BDC Common Stocks Market Recap: Week Ended August 4, 2023
BDC COMMON STOCKS
Week 31
Divergence
This was one of those unusual weeks where BDC sector prices went one way and the major indices another.
Let’s begin with the latter.
Since last Friday, the S&P 500 index is down (2.3%), and the Dow & NASDAQ also followed suit.
By contrast, BDCZ – the exchange-traded note which owns most BDC stocks and which serves as one of our sector price proxies – continued its rallying ways – up 0.5%.
Also up 0.5% was that less of-mentioned BDC ETF with the ticker BIZD.
The S&P BDC Index – calculated on a total return basis and with a slightly different weighting and calculation methodology than the ETN and ETF – was up 0.3%.
Regular Metrics
Overall, 24 BDCs were up in price, or flat, and 8 were down.
Of the BDCs in the black, 5 increased in price by 3.0% or more, but 4 others also decreased by (3.0%) or more.
Interestingly – and this might be only because we’ve made a mistake somewhere – the number of BDCs trading over net book value per share decreased to 14 from 16 last week.
Moving Along
Otherwise, the data support the picture of a BDC sector still in full rally mode.
5 BDCs reached new 52-week highs this week.
Out of 42 BDCs in total that we track, 13 are now priced within 5% of their 52-week high and another 12 are at the doorstep – 5%-10% off.
No BDC whatsoever is trading within 5% of its 52-week low and only 1 in the 5%-10% range from its nadir.
Abandoned
By the way: that solitary, out-of-favor BDC happens to be Prospect Capital (PSEC) which is trading well below its net book value and (23%) off its 52-week-high.
PSEC has not even reported IIQ 2023 results yet.
However, investors have been abandoning ship at the once-highly popular BDC for some time now.
Popular
By way of contrast, Great Elm Capital (GECC) – once in deep financial trouble and the subject of multiple Rights Offerings and fresh starts in recent years – is back on the radar of investors.
That’s mostly because the tiny BDC – with its own “hybrid” investment strategy – reported unexpectedly strong results this week – one of 15 BDCs publishing their IIQ 2023 earnings.
GECC jumped 16% in price this week, to reach a price of $9.55.
As this price chart clearly illustrates, GECC has not been at this high a level since March 2023:
Busy, Busy
Not that we’re complaining, but this was an unusually busy week for the BDC sector, and we’re still in the process of separating the wheat from the chaff.
First, there were those 15 BDCs of all sizes reporting IIQ 2023 results and holding their earnings conference calls.
More on that in a minute.
Growth Capital
In addition, venture debt BDC Trinity Capital (TRIN) took the opportunity to undertake a secondary stock offering and raise $75mn in new capital – as discussed on these pages.
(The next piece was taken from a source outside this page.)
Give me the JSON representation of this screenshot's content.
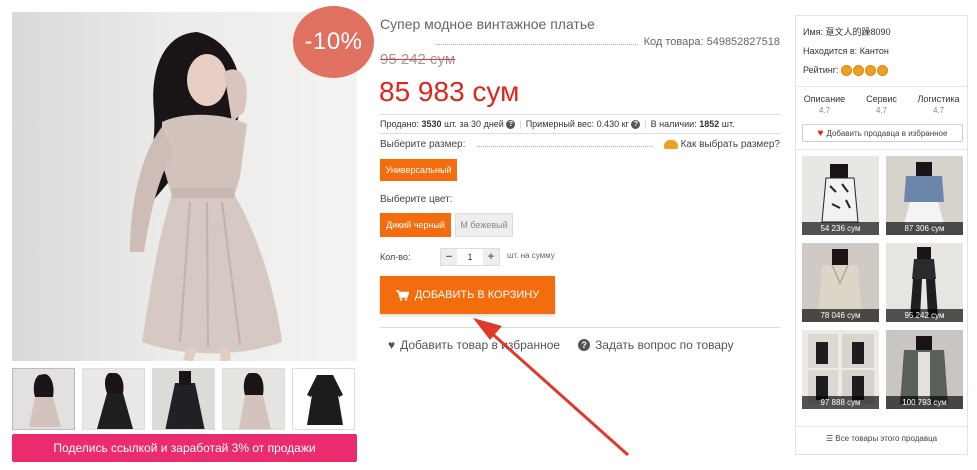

That’s an impressive move considering all the bad press of late about what’s happening and might yet be to come in the world of venture-backed companies.
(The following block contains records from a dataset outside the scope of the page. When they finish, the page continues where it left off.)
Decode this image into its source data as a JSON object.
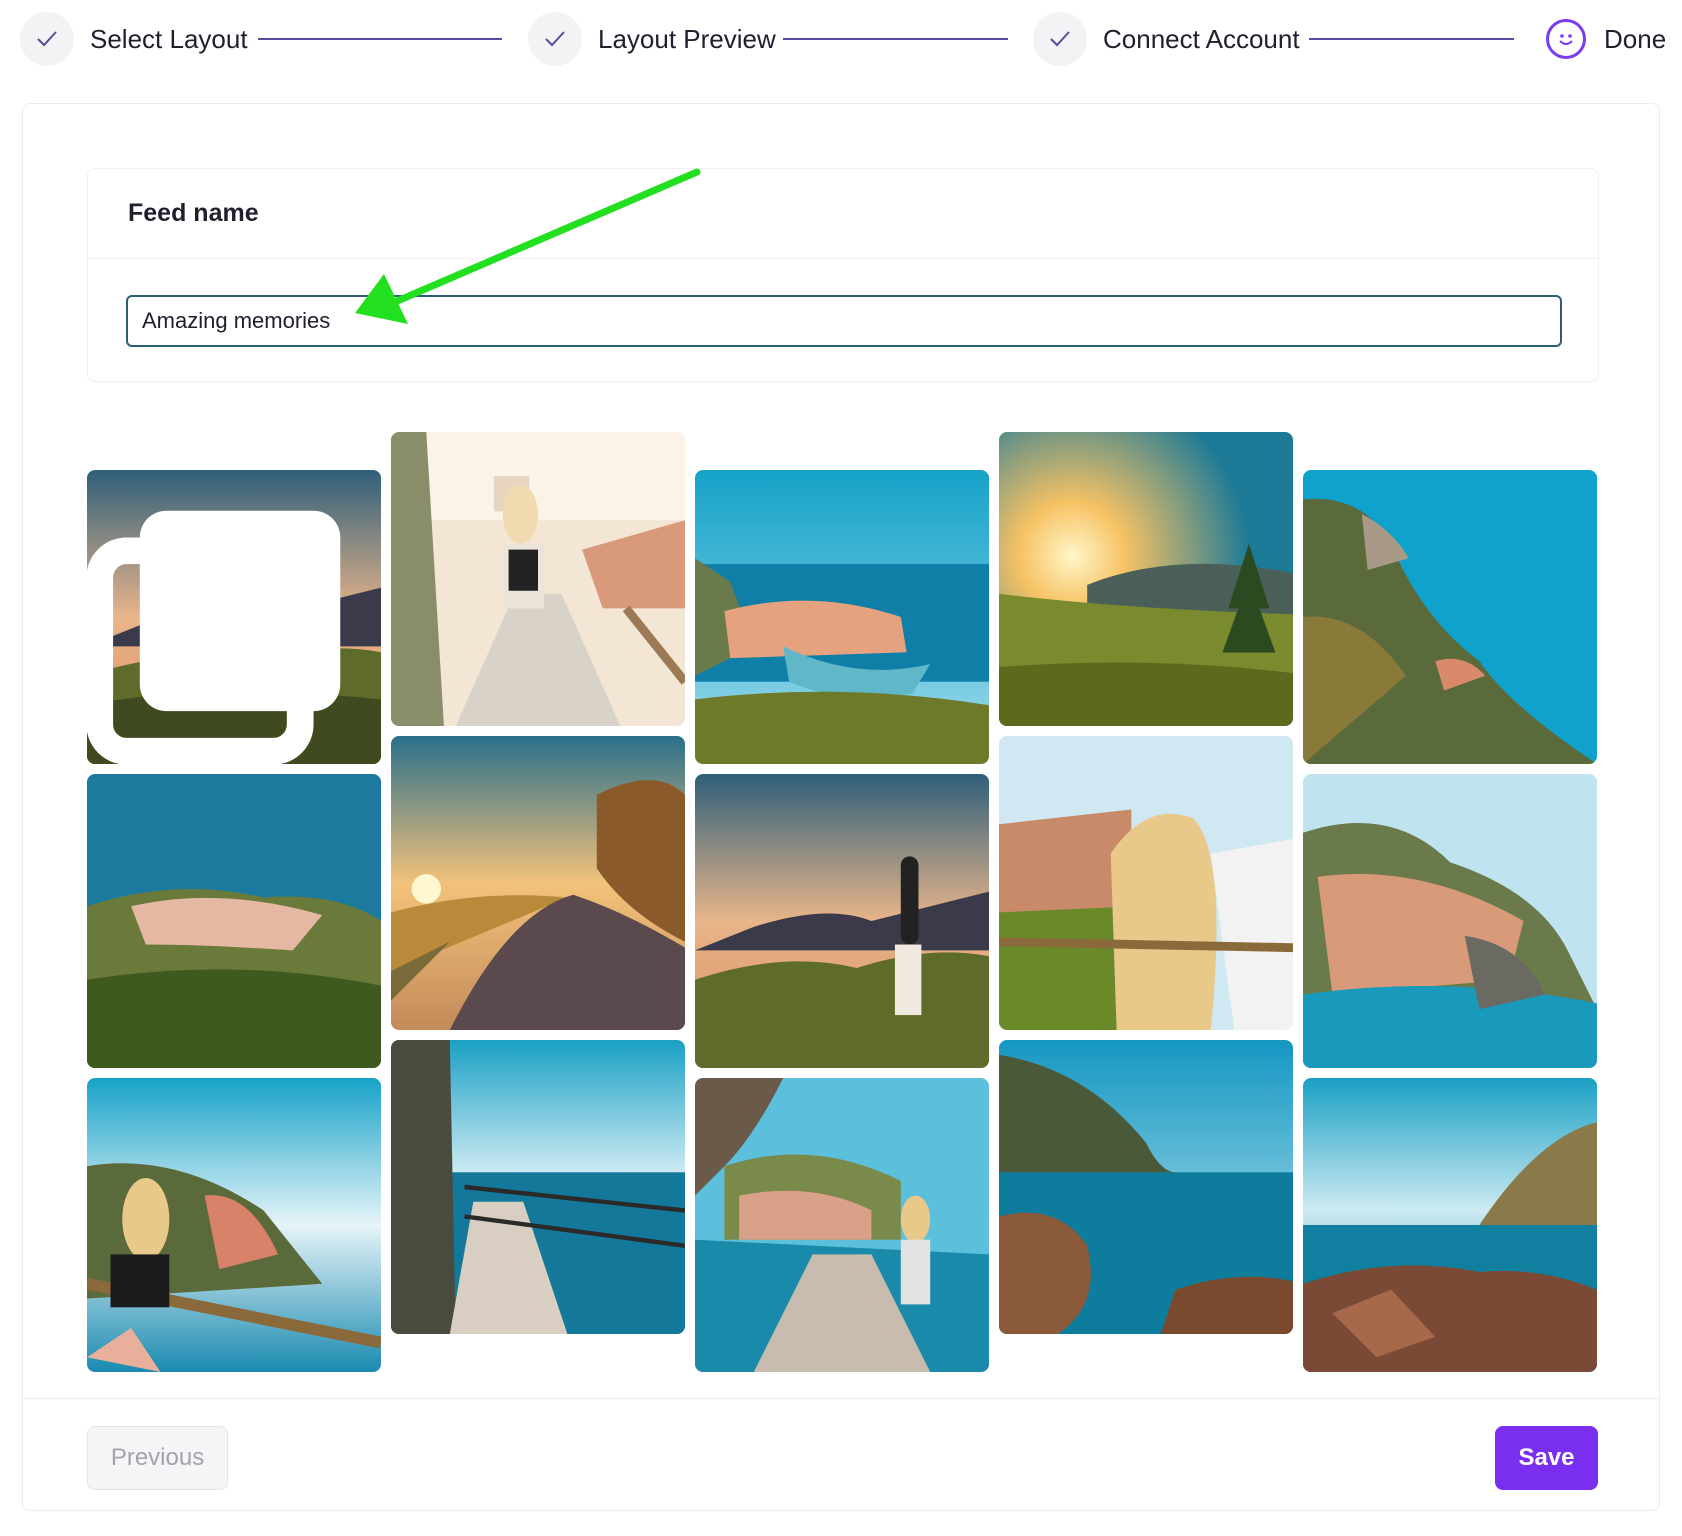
{
  "stepper": {
    "steps": [
      {
        "label": "Select Layout",
        "state": "completed"
      },
      {
        "label": "Layout Preview",
        "state": "completed"
      },
      {
        "label": "Connect Account",
        "state": "completed"
      },
      {
        "label": "Done",
        "state": "current"
      }
    ],
    "check_icon": "check-icon",
    "done_icon": "smiley-icon",
    "accent_color": "#7a3cf0"
  },
  "feed": {
    "title": "Feed name",
    "input_value": "Amazing memories"
  },
  "annotation": {
    "arrow_color": "#22e01f"
  },
  "photos": [
    {
      "name": "woman-on-cliff-sunset",
      "multi": true
    },
    {
      "name": "woman-walking-path-village"
    },
    {
      "name": "vernazza-harbor"
    },
    {
      "name": "sunset-over-hills"
    },
    {
      "name": "coastline-cliffs"
    },
    {
      "name": "hillside-village-sea"
    },
    {
      "name": "coastal-road-sunset"
    },
    {
      "name": "woman-on-cliff-sunset-2"
    },
    {
      "name": "woman-looking-at-village"
    },
    {
      "name": "manarola-village"
    },
    {
      "name": "follow-me-manarola"
    },
    {
      "name": "cliff-walkway-railing"
    },
    {
      "name": "woman-on-walkway"
    },
    {
      "name": "rocky-bay"
    },
    {
      "name": "rocky-shore-cliffs"
    }
  ],
  "footer": {
    "previous_label": "Previous",
    "save_label": "Save",
    "save_color": "#7a2ff0"
  }
}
BDC investors do not seem much swayed by the post-Silicon Valley Bank headlines, as reflected in Hercules Capital (HTGC) reaching a new 52-week high this week and TRIN bulking up.
It’s Complicated
With that said, the BDC Reporter’s first look at Horizon Technology Finance’s (HRZN) and TriplePoint Venture Growth’s (TPVG) credit performance – which was divulged this week – was not confidence-building.
TPVG’s stock price dropped the most of any BDC – (8%) – followed by HRZN at (5%).
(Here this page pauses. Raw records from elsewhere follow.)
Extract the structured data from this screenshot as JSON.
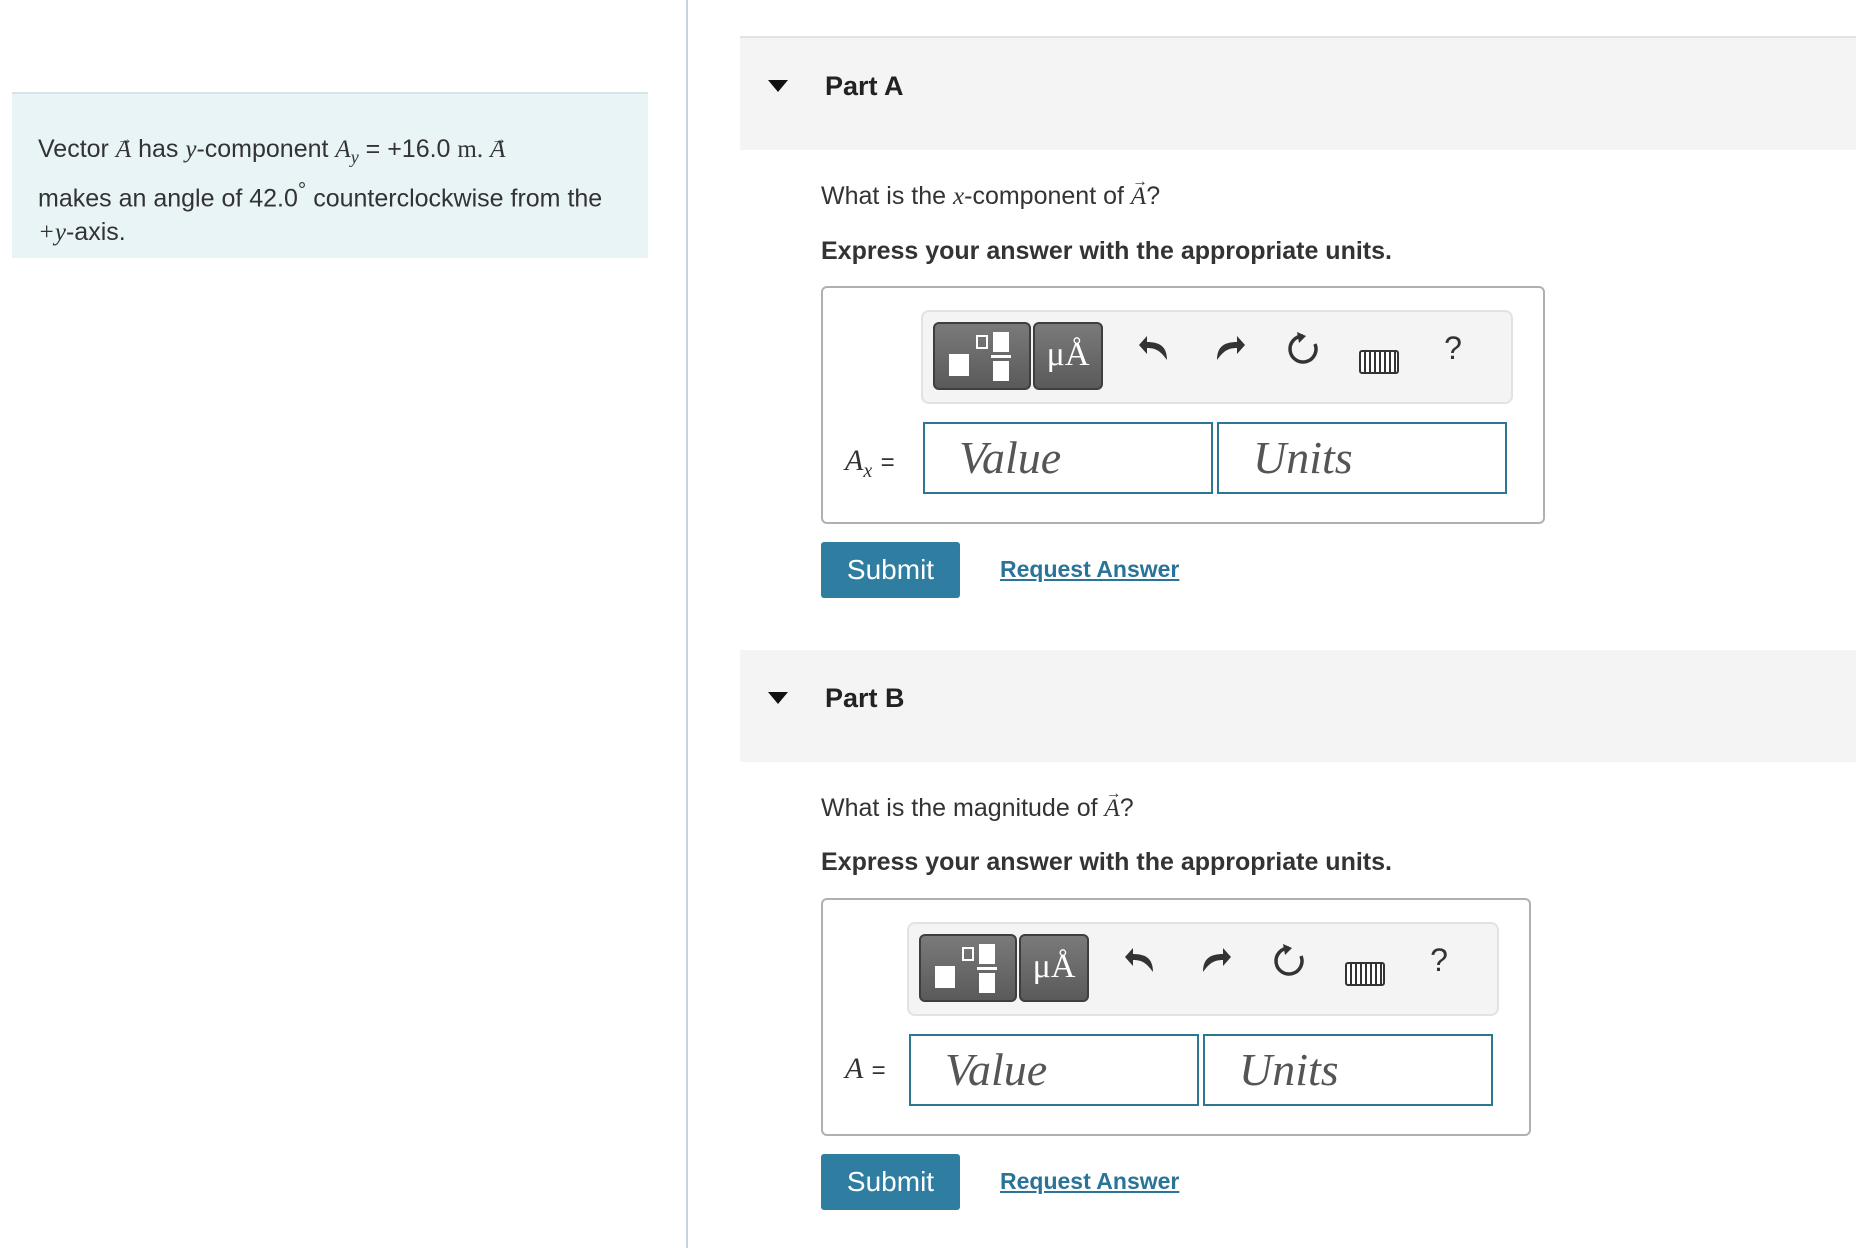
{
  "problem": {
    "word_vector": "Vector",
    "vec_symbol": "A",
    "text_has": "has",
    "y_var": "y",
    "text_component": "-component",
    "ay_sub": "y",
    "text_equals": "= +16.0",
    "unit_m": "m.",
    "text_makes": "makes an angle of 42.0",
    "degree": "°",
    "text_ccw": "counterclockwise from the",
    "plus_y": "+y",
    "text_axis": "-axis."
  },
  "parts": [
    {
      "title": "Part A",
      "question_prefix": "What is the",
      "question_var": "x",
      "question_middle": "-component of",
      "question_vec": "A",
      "question_suffix": "?",
      "instruction": "Express your answer with the appropriate units.",
      "lhs_symbol": "A",
      "lhs_sub": "x",
      "lhs_eq": "=",
      "value_placeholder": "Value",
      "units_placeholder": "Units",
      "submit_label": "Submit",
      "request_label": "Request Answer"
    },
    {
      "title": "Part B",
      "question_prefix": "What is the magnitude of",
      "question_vec": "A",
      "question_suffix": "?",
      "instruction": "Express your answer with the appropriate units.",
      "lhs_symbol": "A",
      "lhs_eq": "=",
      "value_placeholder": "Value",
      "units_placeholder": "Units",
      "submit_label": "Submit",
      "request_label": "Request Answer"
    }
  ],
  "toolbar": {
    "units_button_label": "μÅ",
    "help_label": "?",
    "icons": [
      "templates-icon",
      "units-icon",
      "undo-icon",
      "redo-icon",
      "reset-icon",
      "keyboard-icon",
      "help-icon"
    ]
  },
  "colors": {
    "accent": "#2f7ea1",
    "problem_bg": "#e8f4f6",
    "field_border": "#2b7794"
  }
}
In fact, the 4 worst price performers in the BDC sector were all venture-debt BDCs.
Both Sides Now
This is a complicated segment of the market, rife with both risk and opportunity.
The BDC sector has the chance for a huge market share grab thanks to the failure of SVB and the absence so far of any would-be replacements.
There’s a great need for capital, and a willingness to pay up for the monies – venture-loan yields are the highest of any borrower segment in which BDCs are involved.
However, the venture-debt BDCs will first have to overcome the slump in VC activity that preceded and then accelerated SVB’s demise.
We’d expect that all the BDC players will survive whatever is thrown at them but there could be a wide variation in performance once all is said and done – which could yet be years away.
By Their Own Account
Even HTGC conceded in the most recent valuation of its debt portfolio that 50 out of 120 companies and over 40% of assets were underperforming to varying degrees.
The underperforming assets have more than doubled over the past twenty-four months, as a glance at the BDC Credit Table shows.
The bulls – who are clearly in charge at the moment – would point out that the vast bulk of those underperforming assets is in category 3 on HTGC’s 5-point scale.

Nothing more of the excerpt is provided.